Involuntary manslaughter is the unlawful killing of a human being without malice but done without due caution and circumspection.
“The evidence will prove that he died due to a lethal level of methamphetamine abuse which, in turn, presumably caused him to lead officers on a high speed pursuit and then violently resist efforts to arrest him including biting two deputies,” Stern said.
“Deputy Blount’s actions were forceful but ultimately lawful under the circumstances. Mr. Ward’s death is unfortunate, sad and unnecessary and I again extend my sympathies to his family,” he said.
A Marin County coroner investigation ruled Ward’s death was a homicide, saying he died from cardiorespiratory collapse, blunt impact injuries, neck restraint and the use of a Taser caused by a “physical confrontation with law enforcement.”
The court issued a warrant for Blount’s arrest Nov. 2. Blount turned himself in at the jail that night and was released on $50,000 bail.
He will be arraigned on the charges Nov. 12.
Read the indictment here
Blount’s actions during the November 2019 arrest of Ward were “extremely troubling” according to Sheriff Mark Essick, who announced about one month later he would initiate proceedings to fire the deputy. Blount resigned.

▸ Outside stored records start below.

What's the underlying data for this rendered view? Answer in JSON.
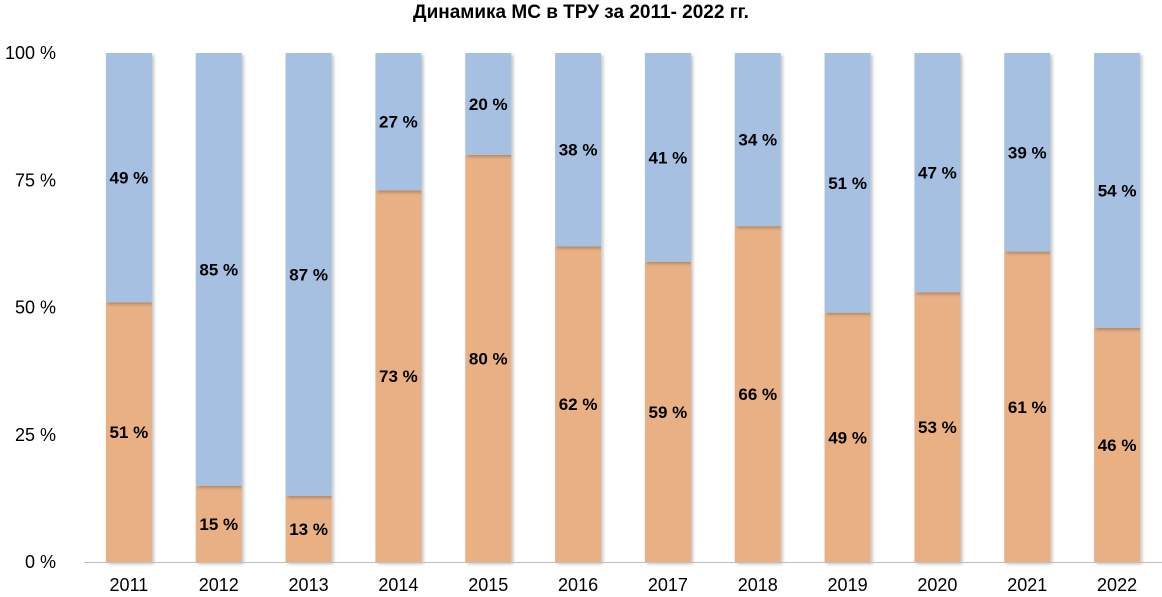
{
  "chart_data": {
    "type": "bar",
    "stacked": true,
    "percent": true,
    "title": "Динамика МС в ТРУ за 2011- 2022 гг.",
    "xlabel": "",
    "ylabel": "",
    "ylim": [
      0,
      100
    ],
    "yticks": [
      "0 %",
      "25 %",
      "50 %",
      "75 %",
      "100 %"
    ],
    "grid": false,
    "categories": [
      "2011",
      "2012",
      "2013",
      "2014",
      "2015",
      "2016",
      "2017",
      "2018",
      "2019",
      "2020",
      "2021",
      "2022"
    ],
    "series": [
      {
        "color": "#E9B084",
        "values": [
          51,
          15,
          13,
          73,
          80,
          62,
          59,
          66,
          49,
          53,
          61,
          46
        ],
        "labels": [
          "51 %",
          "15 %",
          "13 %",
          "73 %",
          "80 %",
          "62 %",
          "59 %",
          "66 %",
          "49 %",
          "53 %",
          "61 %",
          "46 %"
        ]
      },
      {
        "color": "#A6C0E2",
        "values": [
          49,
          85,
          87,
          27,
          20,
          38,
          41,
          34,
          51,
          47,
          39,
          54
        ],
        "labels": [
          "49 %",
          "85 %",
          "87 %",
          "27 %",
          "20 %",
          "38 %",
          "41 %",
          "34 %",
          "51 %",
          "47 %",
          "39 %",
          "54 %"
        ]
      }
    ]
  }
}
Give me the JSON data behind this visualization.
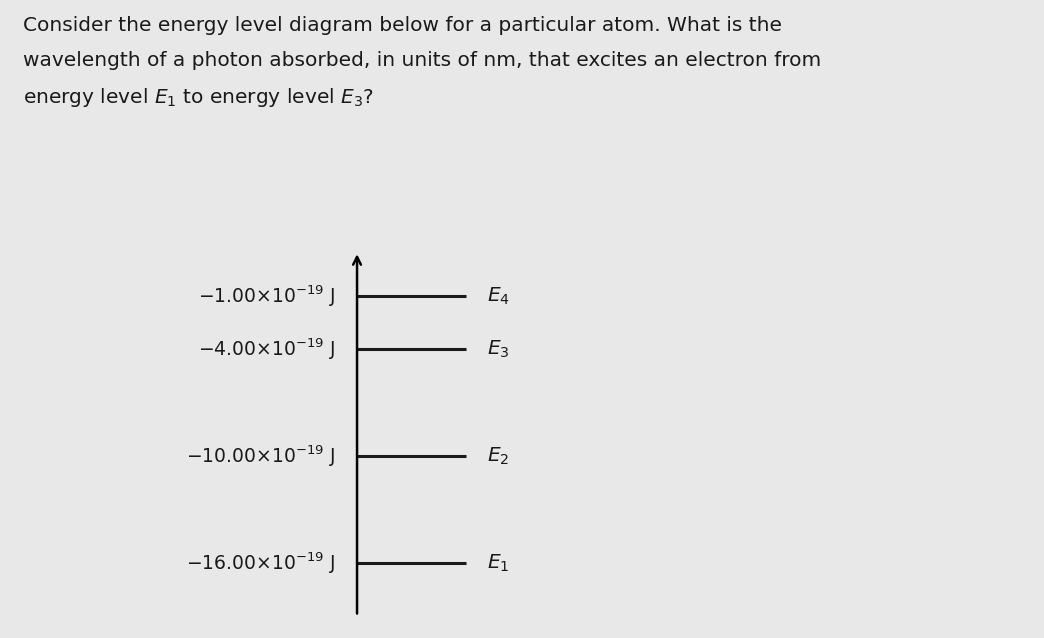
{
  "title_line1": "Consider the energy level diagram below for a particular atom. What is the",
  "title_line2": "wavelength of a photon absorbed, in units of nm, that excites an electron from",
  "title_line3": "energy level $E_1$ to energy level $E_3$?",
  "background_color": "#e8e8e8",
  "text_color": "#1a1a1a",
  "energy_levels": [
    {
      "energy": -1.0,
      "label": "$E_4$",
      "label_left": "$-1.00{\\times}10^{-19}$ J"
    },
    {
      "energy": -4.0,
      "label": "$E_3$",
      "label_left": "$-4.00{\\times}10^{-19}$ J"
    },
    {
      "energy": -10.0,
      "label": "$E_2$",
      "label_left": "$-10.00{\\times}10^{-19}$ J"
    },
    {
      "energy": -16.0,
      "label": "$E_1$",
      "label_left": "$-16.00{\\times}10^{-19}$ J"
    }
  ],
  "ymin": -19.5,
  "ymax": 2.0,
  "title_fontsize": 14.5,
  "energy_fontsize": 13.5,
  "elabel_fontsize": 14.5
}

On Nov. 27, 2019, a deputy tried to pull Ward over in a car that had been reported stolen. Ward did not stop, leading deputies on a 7-minute high-speed chase before he pulled over on a dead-end road near his home in Bloomfield. Authorities would later learn Ward was driving his own vehicle, one he had reported stolen days earlier but had since recovered.
Ward, who had significant health and physical problems, did not open his car door when deputies ordered him to do so.

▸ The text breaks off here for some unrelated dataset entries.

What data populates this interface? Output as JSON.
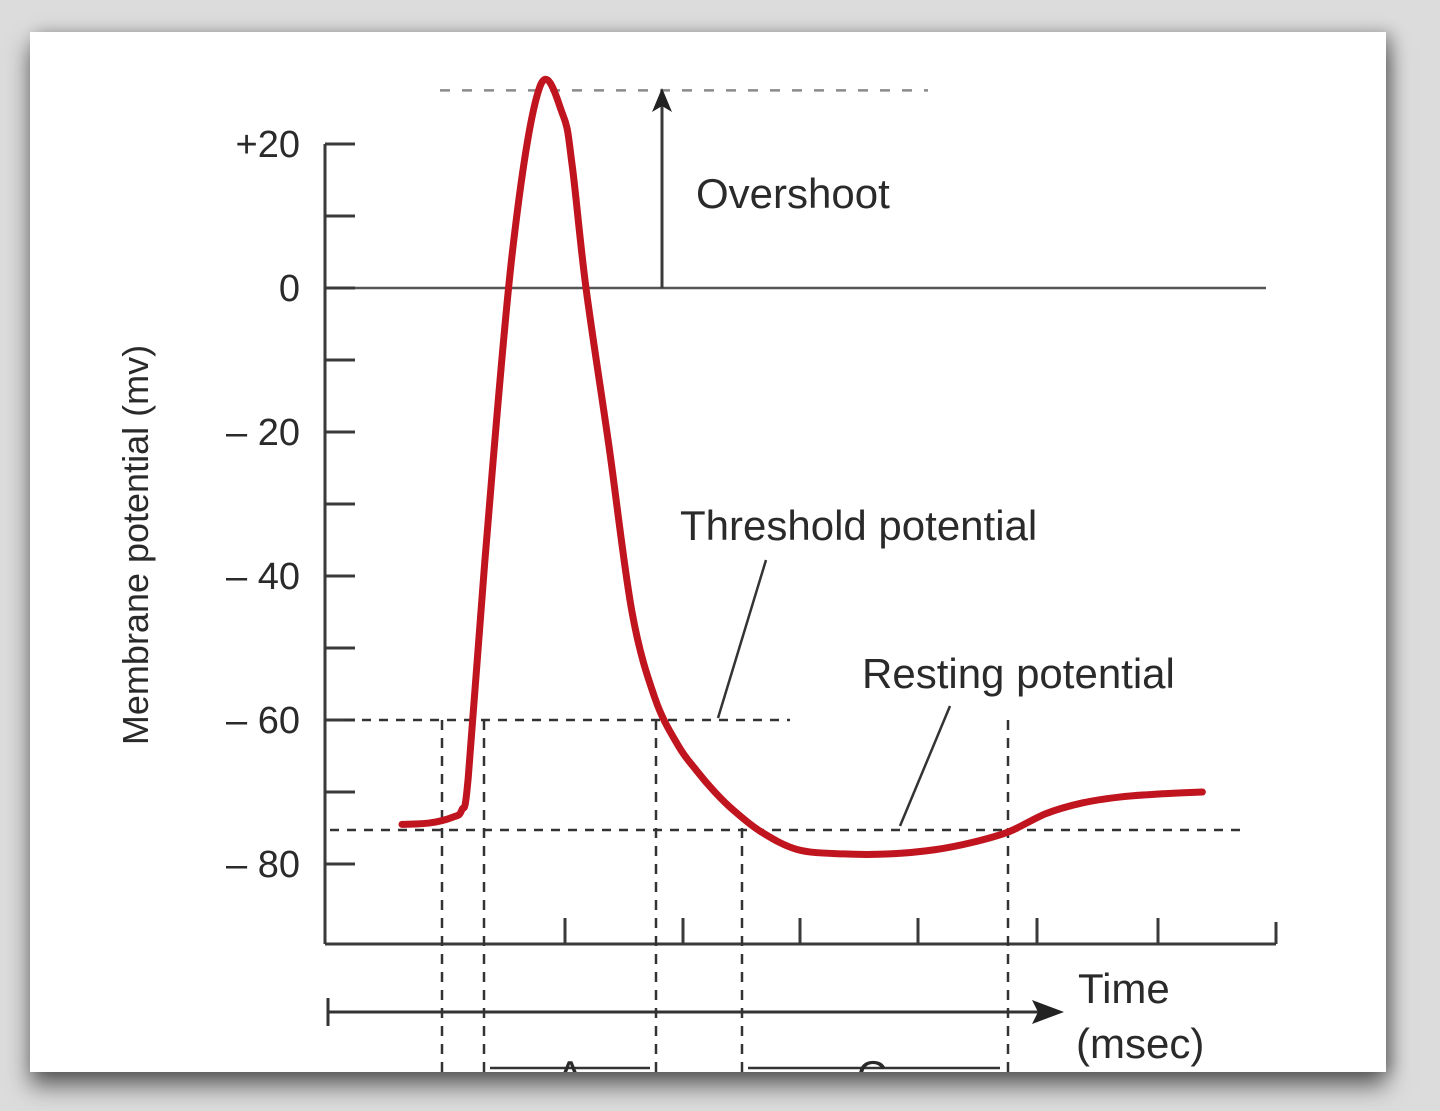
{
  "chart_data": {
    "type": "line",
    "xlabel": "Time\n(msec)",
    "ylabel": "Membrane potential (mv)",
    "ylim": [
      -90,
      30
    ],
    "yticks_labeled": [
      "+20",
      "0",
      "– 20",
      "– 40",
      "– 60",
      "– 80"
    ],
    "ytick_values": [
      20,
      0,
      -20,
      -40,
      -60,
      -80
    ],
    "series": [
      {
        "color": "#c0141f",
        "x": [
          0,
          0.3,
          0.55,
          0.65,
          0.72,
          0.9,
          1.2,
          1.5,
          1.75,
          1.85,
          2.0,
          2.25,
          2.5,
          2.75,
          3.0,
          3.2,
          3.4,
          3.6,
          3.9,
          4.3,
          4.8,
          5.3,
          5.8,
          6.2,
          6.6,
          7.0,
          7.4,
          7.8,
          8.2,
          8.7
        ],
        "y": [
          -74.5,
          -74.3,
          -73.5,
          -72.5,
          -68,
          -38,
          5,
          28,
          24,
          17,
          0,
          -22,
          -45,
          -57,
          -63.5,
          -67,
          -70,
          -72.5,
          -75.5,
          -78,
          -78.6,
          -78.6,
          -78,
          -77,
          -75.5,
          -73,
          -71.5,
          -70.7,
          -70.3,
          -70
        ]
      }
    ],
    "annotations": {
      "overshoot": "Overshoot",
      "threshold": "Threshold potential",
      "resting": "Resting potential",
      "segment_a": "A",
      "segment_c": "C"
    },
    "reference_lines": {
      "peak_mv": 28,
      "zero_mv": 0,
      "threshold_mv": -60,
      "resting_mv": -75
    },
    "grid": false
  }
}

Blount reached through the open car window, wrapped his arm around Ward’s neck and bashed his head into the side of the car as he tried to pull Ward out of the car. Another deputy shot Ward with a stun gun. Footage of the incident was recorded on body cameras worn by other deputies. Blount did not activate his camera.

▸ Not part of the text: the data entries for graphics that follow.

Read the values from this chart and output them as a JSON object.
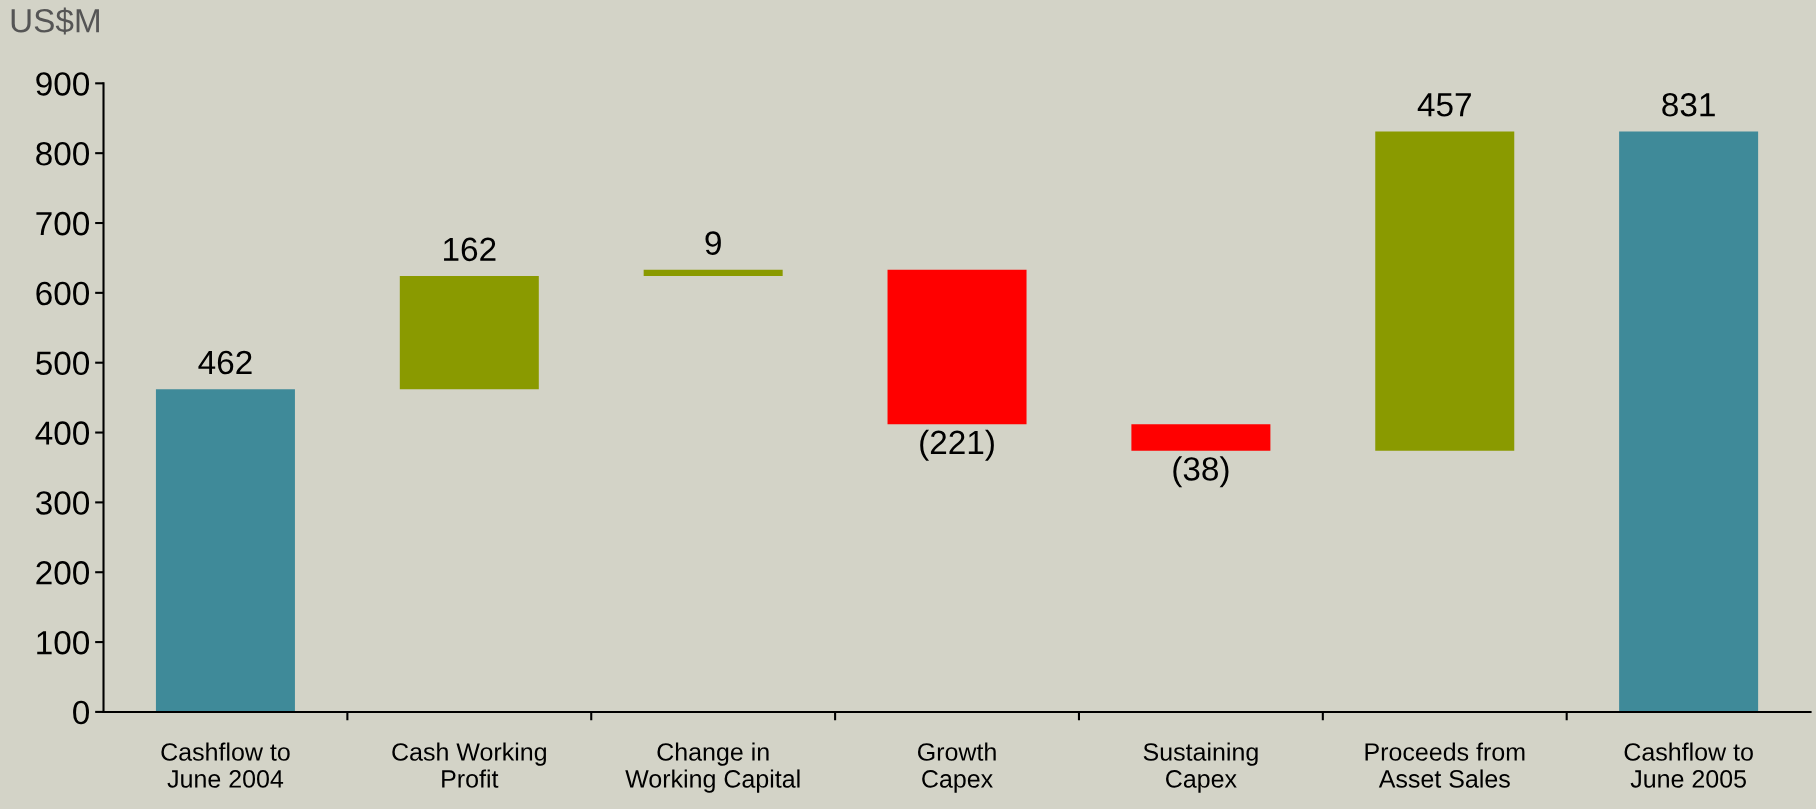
{
  "chart_data": {
    "type": "bar",
    "ylabel": "US$M",
    "categories": [
      "Cashflow to\nJune 2004",
      "Cash Working\nProfit",
      "Change in\nWorking Capital",
      "Growth\nCapex",
      "Sustaining\nCapex",
      "Proceeds from\nAsset Sales",
      "Cashflow to\nJune 2005"
    ],
    "values": [
      462,
      162,
      9,
      -221,
      -38,
      457,
      831
    ],
    "base": [
      0,
      462,
      624,
      633,
      412,
      374,
      0
    ],
    "colors": [
      "#3f8a99",
      "#8a9a00",
      "#8a9a00",
      "#ff0000",
      "#ff0000",
      "#8a9a00",
      "#3f8a99"
    ],
    "value_labels": [
      "462",
      "162",
      "9",
      "(221)",
      "(38)",
      "457",
      "831"
    ],
    "ylim": [
      0,
      900
    ],
    "yticks": [
      0,
      100,
      200,
      300,
      400,
      500,
      600,
      700,
      800,
      900
    ],
    "grid": false,
    "legend": false
  }
}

In court Friday, prosecutor Bob Waner told the judge that his office had intended to arraign Blount on the charges but was informed by Blount’s attorney that his client was given a different court date by the jail.
Waner said the District Attorney’s Office would arraign Blount on the charges Nov. 12 and asked the judge to unseal the indictment, making it public.
The jury was the first of any kind to be impaneled in Sonoma County since March, when all criminal trials were halted due to the COVID-19 pandemic. Regular jury trials have resumed and the first trial in eight months is underway.
Grand jurors in the Blount case began meeting Oct. 19 to begin hearing evidence in the case. In all, 19 members of the jury panel plus alternates heard evidence from prosecutors and listened to the testimony of 14 witnesses. Those witnesses included nine law enforcement officers, three doctors and others.
"The prosecutor isn’t the advocate they might be in the courtroom, more of a legal adviser to the jury,“ Ravitch said. ”The jury controls the evidence they receive and consider.“
Grand jury proceedings differ from typical criminal cases in which a defendant is arraigned on the charges, then faces a preliminary hearing when evidence is presented to a judge who determines whether it is sufficient for a trial.
The target of the proceeding, in this case, Blount, may or may not be informed about it.
It is different than a civil grand jury, a panel of citizens convened every year to investigate the operations of local government agencies, departments and officers. These juries may produce reports offering analyses and recommendations based on their findings.
This was the first grand jury convened during Ravitch’s 10 years as district attorney. Ravitch said she’s only aware of a grand jury convened around 2000, a proceeding she oversaw as a local prosecutor. The case involved suspects in a high-stakes gang investigation.